Menolak Patriarki dalam Kumpulan Puisi Kill The Radio: Sebuah Radio Kumatikan, Karya Dorothea Rosa Herliany

Menolak Patriarki dalam Kumpulan Puisi Kill The Radio: Sebuah Radio Kumatikan, Karya Dorothea  Rosa Herliany

Dorothea Rosa Herliany atau biasa dipanggil Rosa merupakan seorang sastrawan dan penulis wanita yang sangat produktif asal Magelang, Jawa Tengah. Ia lahir di Magelang, 20 Oktober 1963. Rosa banyak melahirkan karya sastra salah satunya adalah puisi. Di Indonesia, Rosa memiliki wadah dalam menulis puisi kontemporer Indonesia. Kumpulan puisi karyanya merupakan karya-karya yang telah diseleksi dalam bahasa aslinya lengkap dengan terjemahan dalam bahasa Inggris.
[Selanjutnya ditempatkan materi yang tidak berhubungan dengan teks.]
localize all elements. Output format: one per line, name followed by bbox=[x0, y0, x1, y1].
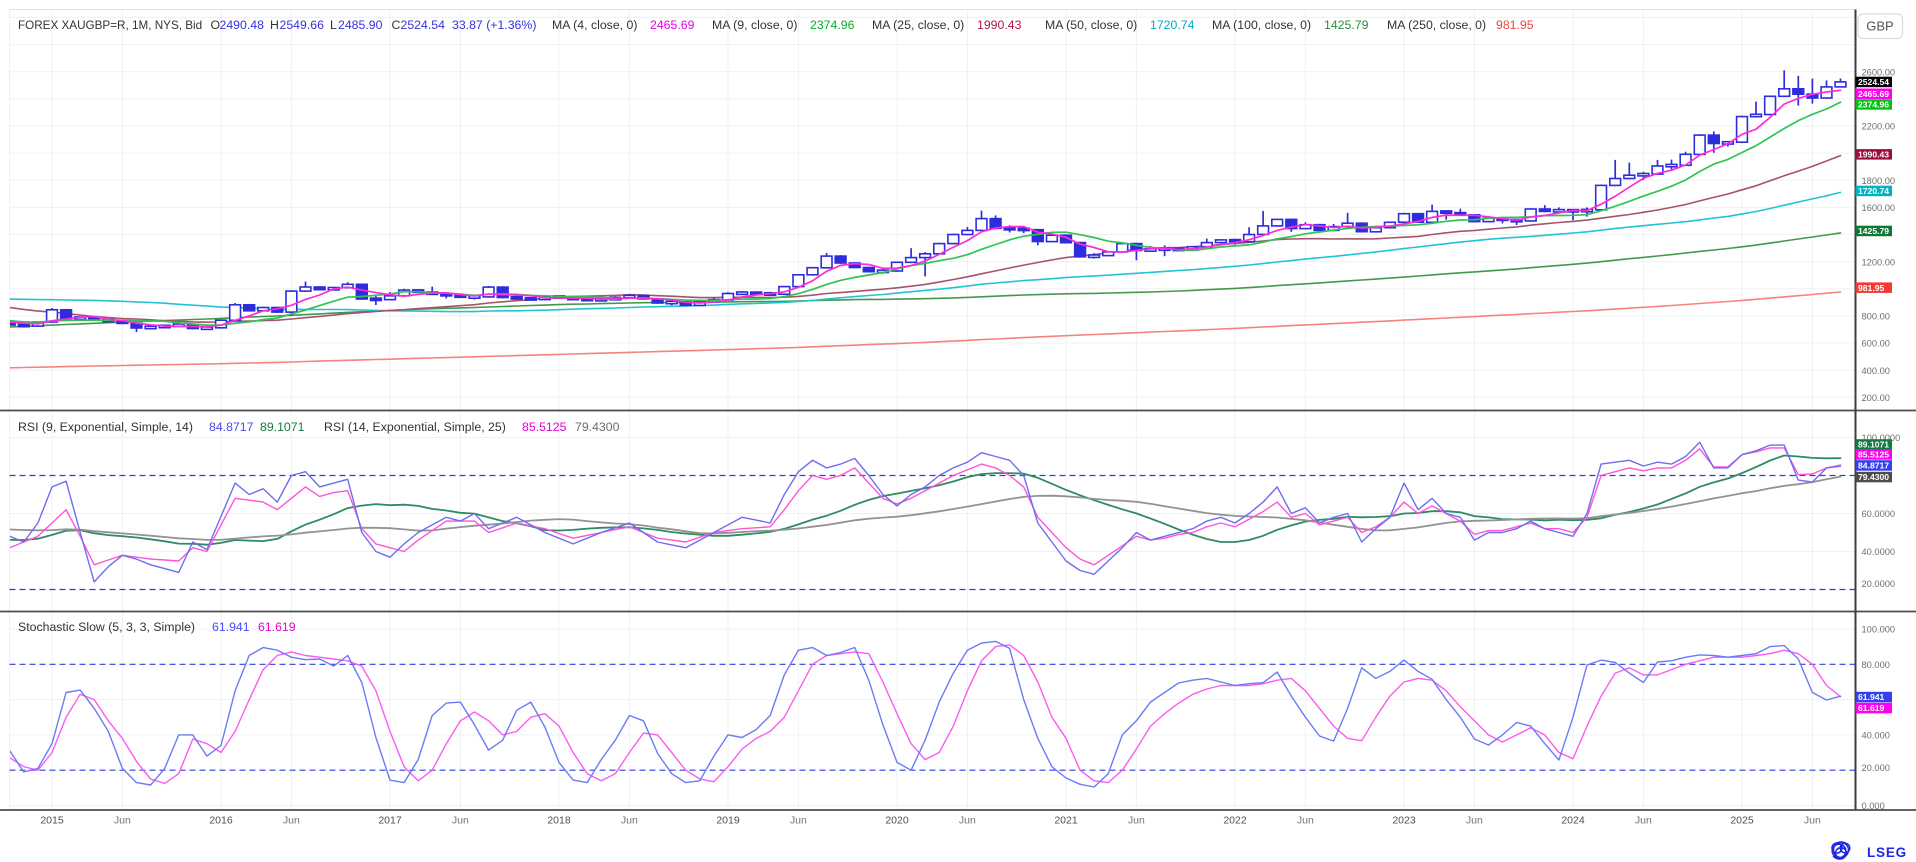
svg-text:2200.00: 2200.00 bbox=[1862, 122, 1896, 132]
svg-text:1800.00: 1800.00 bbox=[1862, 176, 1896, 186]
svg-text:1425.79: 1425.79 bbox=[1858, 226, 1889, 236]
svg-text:MA (9, close, 0): MA (9, close, 0) bbox=[712, 18, 797, 32]
svg-text:MA (50, close, 0): MA (50, close, 0) bbox=[1045, 18, 1137, 32]
svg-text:1990.43: 1990.43 bbox=[1858, 150, 1889, 160]
svg-text:2524.54: 2524.54 bbox=[1858, 77, 1889, 87]
svg-text:2374.96: 2374.96 bbox=[1858, 100, 1889, 110]
svg-text:600.00: 600.00 bbox=[1862, 339, 1890, 349]
svg-text:85.5125: 85.5125 bbox=[522, 420, 567, 434]
svg-text:0.000: 0.000 bbox=[1862, 801, 1885, 811]
svg-text:800.00: 800.00 bbox=[1862, 312, 1890, 322]
svg-text:20.0000: 20.0000 bbox=[1862, 579, 1896, 589]
svg-text:2020: 2020 bbox=[885, 815, 909, 827]
svg-text:GBP: GBP bbox=[1866, 19, 1893, 34]
svg-text:20.000: 20.000 bbox=[1862, 763, 1890, 773]
svg-text:84.8717: 84.8717 bbox=[209, 420, 254, 434]
svg-text:2549.66: 2549.66 bbox=[280, 18, 325, 32]
svg-text:LSEG: LSEG bbox=[1867, 845, 1907, 860]
svg-text:Jun: Jun bbox=[621, 815, 638, 827]
svg-text:2017: 2017 bbox=[378, 815, 402, 827]
svg-text:Stochastic Slow (5, 3, 3, Simp: Stochastic Slow (5, 3, 3, Simple) bbox=[18, 620, 195, 634]
svg-text:400.00: 400.00 bbox=[1862, 366, 1890, 376]
svg-text:MA (250, close, 0): MA (250, close, 0) bbox=[1387, 18, 1486, 32]
svg-text:Jun: Jun bbox=[1297, 815, 1314, 827]
svg-text:Jun: Jun bbox=[790, 815, 807, 827]
svg-text:Jun: Jun bbox=[114, 815, 131, 827]
svg-text:89.1071: 89.1071 bbox=[1858, 440, 1889, 450]
svg-text:79.4300: 79.4300 bbox=[1858, 472, 1889, 482]
svg-text:2022: 2022 bbox=[1223, 815, 1247, 827]
svg-text:89.1071: 89.1071 bbox=[260, 420, 305, 434]
svg-text:H: H bbox=[270, 18, 279, 32]
svg-text:C: C bbox=[392, 18, 401, 32]
svg-text:1720.74: 1720.74 bbox=[1150, 18, 1195, 32]
svg-text:100.0000: 100.0000 bbox=[1862, 433, 1901, 443]
svg-text:2015: 2015 bbox=[40, 815, 64, 827]
svg-text:1200.00: 1200.00 bbox=[1862, 257, 1896, 267]
svg-text:2524.54: 2524.54 bbox=[401, 18, 446, 32]
svg-text:100.000: 100.000 bbox=[1862, 625, 1896, 635]
svg-text:2024: 2024 bbox=[1561, 815, 1585, 827]
svg-text:MA (100, close, 0): MA (100, close, 0) bbox=[1212, 18, 1311, 32]
svg-text:40.0000: 40.0000 bbox=[1862, 547, 1896, 557]
svg-text:85.5125: 85.5125 bbox=[1858, 450, 1889, 460]
svg-text:33.87 (+1.36%): 33.87 (+1.36%) bbox=[452, 18, 536, 32]
svg-text:61.941: 61.941 bbox=[1858, 692, 1885, 702]
svg-text:Jun: Jun bbox=[1466, 815, 1483, 827]
svg-text:84.8717: 84.8717 bbox=[1858, 461, 1889, 471]
svg-text:79.4300: 79.4300 bbox=[575, 420, 620, 434]
svg-text:2025: 2025 bbox=[1730, 815, 1754, 827]
svg-text:Jun: Jun bbox=[1804, 815, 1821, 827]
svg-text:MA (25, close, 0): MA (25, close, 0) bbox=[872, 18, 964, 32]
svg-text:O: O bbox=[211, 18, 221, 32]
svg-text:2465.69: 2465.69 bbox=[650, 18, 695, 32]
svg-text:2490.48: 2490.48 bbox=[220, 18, 265, 32]
svg-text:RSI (9, Exponential, Simple, 1: RSI (9, Exponential, Simple, 14) bbox=[18, 420, 193, 434]
svg-text:60.0000: 60.0000 bbox=[1862, 509, 1896, 519]
svg-text:Jun: Jun bbox=[1128, 815, 1145, 827]
svg-text:Jun: Jun bbox=[283, 815, 300, 827]
svg-text:2374.96: 2374.96 bbox=[810, 18, 855, 32]
svg-text:1425.79: 1425.79 bbox=[1324, 18, 1369, 32]
svg-text:L: L bbox=[330, 18, 337, 32]
svg-text:1720.74: 1720.74 bbox=[1858, 186, 1889, 196]
svg-text:1990.43: 1990.43 bbox=[977, 18, 1022, 32]
svg-text:MA (4, close, 0): MA (4, close, 0) bbox=[552, 18, 637, 32]
svg-text:RSI (14, Exponential, Simple,: RSI (14, Exponential, Simple, 25) bbox=[324, 420, 506, 434]
svg-text:Jun: Jun bbox=[452, 815, 469, 827]
svg-text:2021: 2021 bbox=[1054, 815, 1078, 827]
svg-text:80.000: 80.000 bbox=[1862, 660, 1890, 670]
svg-text:200.00: 200.00 bbox=[1862, 393, 1890, 403]
svg-text:Jun: Jun bbox=[1635, 815, 1652, 827]
svg-text:FOREX XAUGBP=R, 1M, NYS, Bid: FOREX XAUGBP=R, 1M, NYS, Bid bbox=[18, 19, 202, 32]
svg-text:Jun: Jun bbox=[959, 815, 976, 827]
svg-text:61.619: 61.619 bbox=[1858, 703, 1885, 713]
svg-text:2600.00: 2600.00 bbox=[1862, 67, 1896, 77]
svg-text:2019: 2019 bbox=[716, 815, 740, 827]
svg-text:61.941: 61.941 bbox=[212, 620, 250, 634]
svg-text:2018: 2018 bbox=[547, 815, 571, 827]
svg-text:981.95: 981.95 bbox=[1496, 18, 1534, 32]
svg-text:2465.69: 2465.69 bbox=[1858, 89, 1889, 99]
svg-text:981.95: 981.95 bbox=[1858, 283, 1885, 293]
svg-text:40.000: 40.000 bbox=[1862, 731, 1890, 741]
svg-text:2023: 2023 bbox=[1392, 815, 1416, 827]
svg-text:61.619: 61.619 bbox=[258, 620, 296, 634]
svg-text:2485.90: 2485.90 bbox=[338, 18, 383, 32]
svg-text:1600.00: 1600.00 bbox=[1862, 203, 1896, 213]
svg-text:2016: 2016 bbox=[209, 815, 233, 827]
Salah satu buku kumpulan puisi karya Dorothea Rosa Herliany yang menarik adalah kumpulan puisi berjudul Kill the Radio: Sebuah Radio Kumatikan. Kumpulan puisi ini menjadi menarik karena di dalamnya berisi beberapa tema, di mana sebagian besar bersifat pribadi dan sebagian yang lain merupakan pengalamannya tentang kondisi sosial politik di Indonesia. Dalam kumpulan puisi Kill the Radio ini, terdapat dua puisi yang akan saya ulas. Puisi tersebut berjudul “Buku Harian Perkawinan” dan “Perempuan Berdosa”.

BUKU HARIAN PERKAWINAN

ketika menikahimu, tak kusebut keinginan setia.
engkau bahkan telah menjadi budak penurutku.
dunia yang kumiliki kubangun di atas bukit batu
dan padang ilalang. kau bajak jadi ladang subur
yang masih mesti kupanen dalam setiap dengus nafasku.
kupelihara ribuan hewan liar, kujadikan prajurit
yang akan menjaga dan memburumu.
dan kutanam bumbu untuk gagang tombak dan sembilu.

berlarilah sejauh langkah kejantananmu, lelaki!
bersembunyilah di antara ketiak ibumu.
membaca gerak tumbuh dan persemaian segala
tumbuhan bijak: ajarilah aku membangun rumah dan
dindingtakberpintu. memenjara penyerahanku
yang kubaca dengan bahasamu.

tapi aku menikahimu tidak untuk setia.
kubiarkan diriku bertarung di setiap medan peperangan. 
aku panglima untuk sepasukan hewanhewan liarku
---yang selalu bergairah memandangmu di atas meja makan.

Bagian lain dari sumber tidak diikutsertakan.